Dans le même temps, les charges d’exploitation globales ont bondi de 55,5 %, entraînant une chute drastique de la rentabilité. Le résultat d’exploitation, qui représentait encore 14,7 % du chiffre d’affaires en 2017, s’est réduit à 3,4 % en 2024, après deux années de pertes consécutives en 2020 et 2021. Un effritement préoccupant qui pèse sur la capacité du port à investir dans son avenir.

Une dépendance aux fossiles qui plombe la trajectoire

Alors que la plupart des grands ports français ont entamé leur mutation vers un modèle plus durable, Nantes Saint-Nazaire reste très largement dépendant des énergies fossiles. En 2024, pétrole, charbon et gaz représentent encore 70 % des trafics.

La raffinerie TotalEnergies de Donges, infrastructure centrale du complexe portuaire, incarne cette dépendance. En 2024, elle a connu plusieurs incidents notables, dont une fuite d’hydrogène en septembre. Ces événements ont accentué les tensions avec les riverains et fragilisé un peu plus la réputation du site. Chaque arrêt technique de la raffinerie se répercute lourdement sur les comptes du port, sans qu’une alternative crédible ne se dessine à court terme.

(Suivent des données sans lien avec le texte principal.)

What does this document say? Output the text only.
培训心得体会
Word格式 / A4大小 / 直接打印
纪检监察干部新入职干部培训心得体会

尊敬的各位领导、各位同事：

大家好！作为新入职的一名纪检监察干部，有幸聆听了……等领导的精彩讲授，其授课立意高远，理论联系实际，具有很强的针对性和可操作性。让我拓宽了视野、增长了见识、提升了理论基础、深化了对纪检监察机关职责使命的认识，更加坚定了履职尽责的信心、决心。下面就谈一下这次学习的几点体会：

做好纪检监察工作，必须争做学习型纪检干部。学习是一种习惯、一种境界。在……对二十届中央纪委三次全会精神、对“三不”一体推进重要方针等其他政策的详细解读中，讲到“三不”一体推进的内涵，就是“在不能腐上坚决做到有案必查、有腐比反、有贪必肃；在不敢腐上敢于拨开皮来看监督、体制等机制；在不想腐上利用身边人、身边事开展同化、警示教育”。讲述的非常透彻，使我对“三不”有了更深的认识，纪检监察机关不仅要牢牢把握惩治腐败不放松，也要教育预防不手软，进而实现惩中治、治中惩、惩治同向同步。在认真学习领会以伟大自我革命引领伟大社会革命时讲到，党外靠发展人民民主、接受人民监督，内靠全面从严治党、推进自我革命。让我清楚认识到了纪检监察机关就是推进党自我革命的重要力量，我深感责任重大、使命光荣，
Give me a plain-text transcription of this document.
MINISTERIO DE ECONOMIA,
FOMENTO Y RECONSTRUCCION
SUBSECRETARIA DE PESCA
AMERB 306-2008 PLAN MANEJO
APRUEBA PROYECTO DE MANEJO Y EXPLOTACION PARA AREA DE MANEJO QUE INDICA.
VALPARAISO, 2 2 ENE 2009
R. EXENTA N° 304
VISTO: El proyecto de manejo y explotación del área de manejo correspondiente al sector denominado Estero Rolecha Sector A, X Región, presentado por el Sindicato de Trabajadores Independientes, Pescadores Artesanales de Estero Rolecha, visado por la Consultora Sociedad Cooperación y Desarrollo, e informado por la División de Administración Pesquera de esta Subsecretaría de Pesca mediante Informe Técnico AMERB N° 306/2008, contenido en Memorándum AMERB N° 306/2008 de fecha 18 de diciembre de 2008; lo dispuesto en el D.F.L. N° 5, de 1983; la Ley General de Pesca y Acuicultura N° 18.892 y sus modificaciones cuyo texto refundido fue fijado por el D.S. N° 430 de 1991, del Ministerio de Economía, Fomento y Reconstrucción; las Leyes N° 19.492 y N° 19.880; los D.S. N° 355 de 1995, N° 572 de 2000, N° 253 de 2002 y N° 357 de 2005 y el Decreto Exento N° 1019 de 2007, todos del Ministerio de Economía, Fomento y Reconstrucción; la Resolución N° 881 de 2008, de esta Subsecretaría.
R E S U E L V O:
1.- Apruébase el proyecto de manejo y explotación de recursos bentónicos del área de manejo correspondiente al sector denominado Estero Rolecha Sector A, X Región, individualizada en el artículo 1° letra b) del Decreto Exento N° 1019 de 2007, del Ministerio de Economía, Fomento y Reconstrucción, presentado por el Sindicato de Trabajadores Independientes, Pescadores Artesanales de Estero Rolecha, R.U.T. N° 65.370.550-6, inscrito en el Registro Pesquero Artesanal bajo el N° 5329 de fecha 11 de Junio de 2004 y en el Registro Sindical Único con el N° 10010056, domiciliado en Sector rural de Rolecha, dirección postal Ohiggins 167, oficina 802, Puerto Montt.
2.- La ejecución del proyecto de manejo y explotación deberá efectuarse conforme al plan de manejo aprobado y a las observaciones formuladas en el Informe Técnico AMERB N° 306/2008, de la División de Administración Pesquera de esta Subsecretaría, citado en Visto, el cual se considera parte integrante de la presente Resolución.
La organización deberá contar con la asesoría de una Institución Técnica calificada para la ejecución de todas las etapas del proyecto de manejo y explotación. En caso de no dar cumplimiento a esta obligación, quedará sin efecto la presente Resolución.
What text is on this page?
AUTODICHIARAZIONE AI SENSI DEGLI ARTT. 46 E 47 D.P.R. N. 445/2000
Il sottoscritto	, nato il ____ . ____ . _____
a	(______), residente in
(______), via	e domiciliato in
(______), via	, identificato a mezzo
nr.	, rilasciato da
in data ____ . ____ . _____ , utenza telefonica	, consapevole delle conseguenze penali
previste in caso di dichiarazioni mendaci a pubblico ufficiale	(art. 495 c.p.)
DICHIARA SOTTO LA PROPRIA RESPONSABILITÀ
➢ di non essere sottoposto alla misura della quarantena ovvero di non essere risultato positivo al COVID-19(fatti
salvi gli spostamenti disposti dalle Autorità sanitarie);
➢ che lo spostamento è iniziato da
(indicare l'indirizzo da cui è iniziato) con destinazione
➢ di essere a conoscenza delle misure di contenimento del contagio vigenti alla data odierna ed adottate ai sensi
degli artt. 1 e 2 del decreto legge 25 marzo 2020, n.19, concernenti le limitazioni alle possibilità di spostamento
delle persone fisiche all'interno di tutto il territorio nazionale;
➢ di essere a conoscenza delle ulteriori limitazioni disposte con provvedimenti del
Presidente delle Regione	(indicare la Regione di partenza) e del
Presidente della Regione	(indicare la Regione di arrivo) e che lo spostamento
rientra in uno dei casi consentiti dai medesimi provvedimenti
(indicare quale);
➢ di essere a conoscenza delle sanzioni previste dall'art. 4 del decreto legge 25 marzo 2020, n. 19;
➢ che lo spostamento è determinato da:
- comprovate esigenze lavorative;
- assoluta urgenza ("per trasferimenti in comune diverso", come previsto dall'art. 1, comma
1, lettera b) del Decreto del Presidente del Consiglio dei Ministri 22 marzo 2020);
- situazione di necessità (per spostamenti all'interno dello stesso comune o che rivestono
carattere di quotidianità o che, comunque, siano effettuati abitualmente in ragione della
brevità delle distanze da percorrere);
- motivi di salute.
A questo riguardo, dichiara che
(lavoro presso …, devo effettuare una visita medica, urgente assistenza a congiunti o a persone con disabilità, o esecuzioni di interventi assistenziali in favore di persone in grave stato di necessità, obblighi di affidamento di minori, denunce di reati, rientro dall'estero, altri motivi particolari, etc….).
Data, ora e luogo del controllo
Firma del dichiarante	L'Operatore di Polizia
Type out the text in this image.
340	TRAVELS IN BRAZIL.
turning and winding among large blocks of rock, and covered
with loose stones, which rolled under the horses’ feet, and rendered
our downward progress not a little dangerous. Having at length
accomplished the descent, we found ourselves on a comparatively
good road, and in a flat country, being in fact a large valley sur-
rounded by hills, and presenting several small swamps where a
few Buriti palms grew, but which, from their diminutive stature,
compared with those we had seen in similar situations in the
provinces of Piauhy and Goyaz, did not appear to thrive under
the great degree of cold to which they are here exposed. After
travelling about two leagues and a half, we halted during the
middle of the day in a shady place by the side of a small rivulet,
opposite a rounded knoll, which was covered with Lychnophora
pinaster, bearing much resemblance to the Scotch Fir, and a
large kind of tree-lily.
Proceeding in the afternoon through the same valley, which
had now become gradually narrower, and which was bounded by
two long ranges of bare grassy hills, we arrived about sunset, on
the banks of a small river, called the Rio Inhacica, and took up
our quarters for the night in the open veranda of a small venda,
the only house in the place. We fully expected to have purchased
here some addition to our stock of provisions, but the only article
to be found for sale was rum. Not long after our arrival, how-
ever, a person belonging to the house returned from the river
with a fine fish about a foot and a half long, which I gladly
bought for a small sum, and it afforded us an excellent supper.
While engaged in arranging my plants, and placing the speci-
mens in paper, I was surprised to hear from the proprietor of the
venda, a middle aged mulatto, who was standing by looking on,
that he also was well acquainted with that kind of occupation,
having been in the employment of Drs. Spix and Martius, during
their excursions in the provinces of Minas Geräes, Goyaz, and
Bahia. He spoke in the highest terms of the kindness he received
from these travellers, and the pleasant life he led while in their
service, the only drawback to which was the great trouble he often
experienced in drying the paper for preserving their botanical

Le fiasco de la diversification logistique

L’une des ambitions affichées ces dernières années était de renforcer le rôle du port dans le trafic de conteneurs. Mais cette stratégie s’est révélée inefficace. Le volume traité a chuté régulièrement depuis 2017 pour atteindre, en 2024, un niveau historiquement bas.

La gestion du terminal par la société TGO est directement mise en cause. La Cour des comptes recommande une renégociation de la convention d’exploitation, jugée trop peu contraignante, afin d’obliger l’opérateur à investir dans des infrastructures modernes. En l’état, le port n’est pas en mesure de capter une part significative des flux conteneurisés, un handicap sérieux face à la concurrence de ports mieux outillés.

Une Gouvernance en question

Le changement de direction, avec la nomination en avril 2024 de Jean-Rémy Villageois, spécialiste de la transition énergétique et ancien directeur du port de la Martinique, marque une inflexion potentielle. Celui-ci affiche la volonté de « rééquilibrer l’ensemble du modèle économique » du port.

Mais sa marge de manœuvre reste limitée face à l’ampleur des déséquilibres structurels. Le rapport des magistrats souligne l’absence d’une stratégie claire et partagée à long terme, dans un écosystème où les responsabilités sont éclatées entre État, collectivités locales, partenaires industriels et syndicats. Sans pilotage fort, les initiatives de redressement peinent à se concrétiser.

Comme l’ensemble des ports français, Nantes Saint-Nazaire est de plus en plus exposé aux risques liés au narcotrafic. En 2024, un record de 47 tonnes de cocaïne a été saisi dans les ports du pays, dont 75 % via la voie maritime. Le port ligérien reste moins concerné que Le Havre, mais son exposition croît rapidement.

La Cour insiste sur la nécessité de moderniser les dispositifs de sûreté pour anticiper l’évolution des menaces, alors que les réseaux criminels internationaux adaptent leurs méthodes aux vulnérabilités logistiques de chaque port.

Entre volontarisme industriel et incertitudes financières

Le projet Éole, dédié à l’éolien flottant, illustre la volonté affichée par le port de se positionner sur la filière des énergies renouvelables. Mais avec un coût estimé à 235 millions d’euros, l’initiative reste un pari risqué. Le financement est loin d’être bouclé, et les critiques se multiplient sur la capacité réelle du port à porter seul une telle charge.

Une concertation a été lancée en mars 2025, accompagnée d’un comité de suivi. Mais les incertitudes demeurent, tant sur le plan technique que financier. En parallèle, la politique de valorisation foncière engagée ces dernières années continue de porter quelques fruits : la mise à disposition d’espaces « clés en main » a permis l’implantation de nouvelles entreprises logistiques et industrielles. Selon une étude de l’INSEE publiée en septembre 2024, le complexe industrialo-portuaire génère aujourd’hui 28 700 emplois dans le Grand Ouest, un chiffre en légère hausse.